Heart of chocolate

Heart of chocolate

Sometimes we want to cook something that reflects all the love we want to convey.
This cake is perfect in this sense, because you just have to touch it to make sure that, from an external puff apparently solid, all the inner delicacy of chocolate is released.
Perfect for ending an intimate dinner, maybe just on Valentine’s Day.

INGREDIENTS Dose for 6 stencines

  • 100 Gr. Dark chocolate
  • 80 gr Butter
  • 80 Gr. Sugar
  • 20 Gr. Flour
  • 3 whole eggs
  • 1 Pinch of cinnamon
  • Icing sugar QB
  • Butter and flour for stencines


  • Oven
  • Mono-Portion Aluminum stencits
  • Baking paper
  • Electric Whisker
  • Bowl
  • Small pot
  • Big pot
  • Spoon


Put the chocolate and butter in the small saucepan; We support the latter on the big pot full in half of water and put on the fire, medium flame, and we melt.
In the meantime we prepare the moulds, butter and flour all the sides, putting on the bottom a small piece of baking paper (to facilitate the extraction after cooking).
We put the sugar in the bowl with the eggs and wash it with the electric whisker, until the whole becomes frothy and light-coloured.
Add the flour and cinnamon to this dough and continue to work.
We then put the melted chocolate and continue to mix with a spoon until we get a single uniform color.
At this point we can put the dough in the molds that, once filled, will go in the freezer for at least three hours (can be prepared even days before).

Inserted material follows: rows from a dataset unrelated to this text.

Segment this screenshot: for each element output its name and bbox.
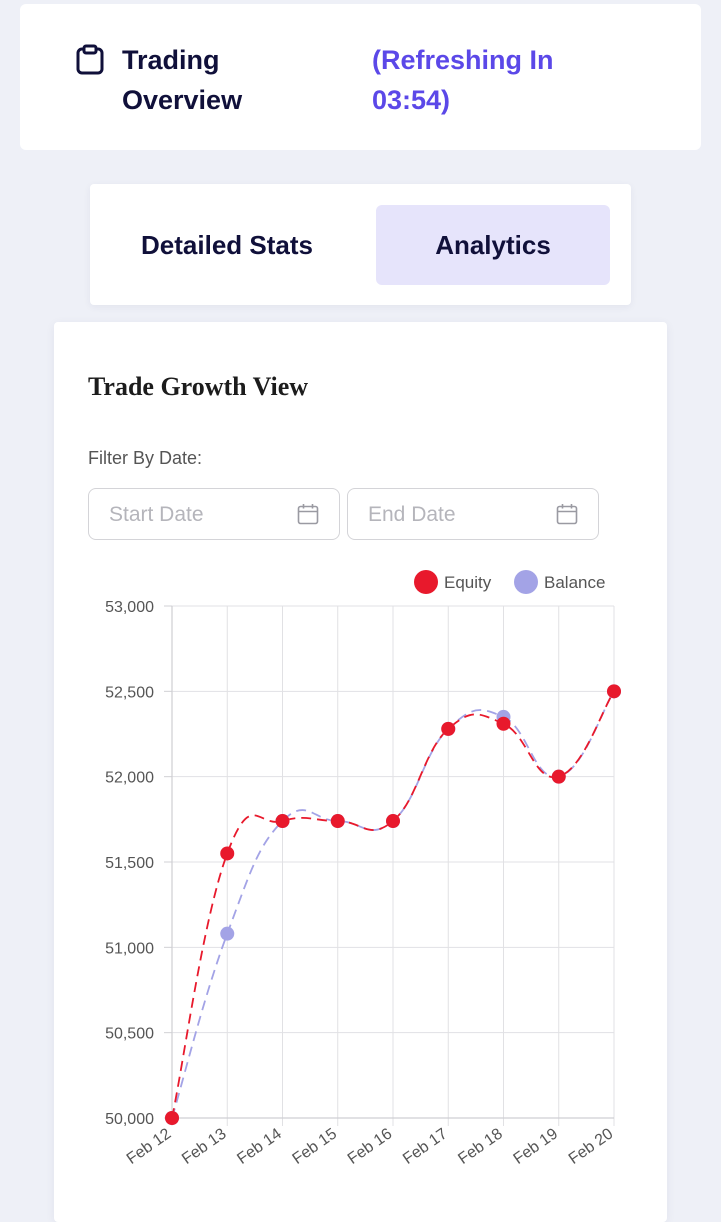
x-tick-label: Feb 13 — [179, 1125, 230, 1168]
clipboard-icon — [76, 44, 104, 75]
y-tick-label: 50,500 — [105, 1026, 154, 1043]
end-date-input[interactable] — [366, 489, 550, 540]
chart-title: Trade Growth View — [88, 372, 309, 401]
data-point-balance[interactable] — [220, 926, 235, 941]
x-tick-label: Feb 19 — [510, 1125, 561, 1168]
x-tick-label: Feb 16 — [345, 1125, 396, 1168]
data-point-equity[interactable] — [607, 684, 621, 699]
y-tick-label: 50,000 — [105, 1111, 154, 1128]
data-point-equity[interactable] — [220, 846, 235, 861]
data-point-equity[interactable] — [551, 769, 566, 784]
x-tick-label: Feb 18 — [455, 1125, 506, 1168]
tab-bar: Detailed Stats Analytics — [90, 184, 631, 305]
tab-detailed-stats[interactable]: Detailed Stats — [141, 229, 313, 260]
data-point-equity[interactable] — [496, 716, 511, 731]
x-tick-label: Feb 14 — [234, 1125, 285, 1168]
calendar-icon[interactable] — [297, 503, 319, 525]
legend-marker-balance[interactable] — [514, 570, 538, 594]
y-tick-label: 52,000 — [105, 770, 154, 787]
x-tick-label: Feb 12 — [124, 1125, 175, 1168]
start-date-input[interactable] — [107, 489, 291, 540]
calendar-icon[interactable] — [556, 503, 578, 525]
legend-marker-equity[interactable] — [414, 570, 438, 594]
data-point-equity[interactable] — [165, 1111, 179, 1125]
data-point-equity[interactable] — [330, 814, 345, 829]
start-date-field[interactable] — [88, 488, 340, 540]
end-date-field[interactable] — [347, 488, 599, 540]
x-tick-label: Feb 20 — [566, 1125, 617, 1168]
legend-label-equity: Equity — [444, 573, 492, 592]
data-point-equity[interactable] — [441, 721, 456, 736]
header-card: Trading Overview (Refreshing In 03:54) — [20, 4, 701, 150]
tab-analytics[interactable]: Analytics — [376, 205, 610, 285]
data-point-equity[interactable] — [386, 814, 400, 829]
y-tick-label: 51,000 — [105, 940, 154, 957]
x-tick-label: Feb 17 — [400, 1125, 451, 1168]
x-tick-label: Feb 15 — [289, 1125, 340, 1168]
y-tick-label: 51,500 — [105, 855, 154, 872]
data-point-equity[interactable] — [275, 814, 290, 829]
page-title: Trading Overview — [122, 45, 243, 115]
legend-label-balance: Balance — [544, 573, 605, 592]
y-tick-label: 52,500 — [105, 684, 154, 701]
y-tick-label: 53,000 — [105, 599, 154, 616]
filter-label: Filter By Date: — [88, 448, 203, 468]
series-line-equity — [171, 690, 615, 1119]
refresh-countdown: (Refreshing In 03:54) — [372, 45, 554, 115]
trade-growth-card: Trade Growth View Filter By Date: — [54, 322, 667, 1222]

When they must be tasted we continue the preparation by turning the oven to 210 ^ to make it warm.
We then take the molds directly from the freezer and put them immediately in the heated oven.
Our hearts must bake for only 17 minutes (no more otherwise they become simple pastries without the soft heart).
When serving them sprinkle with powdered sugar.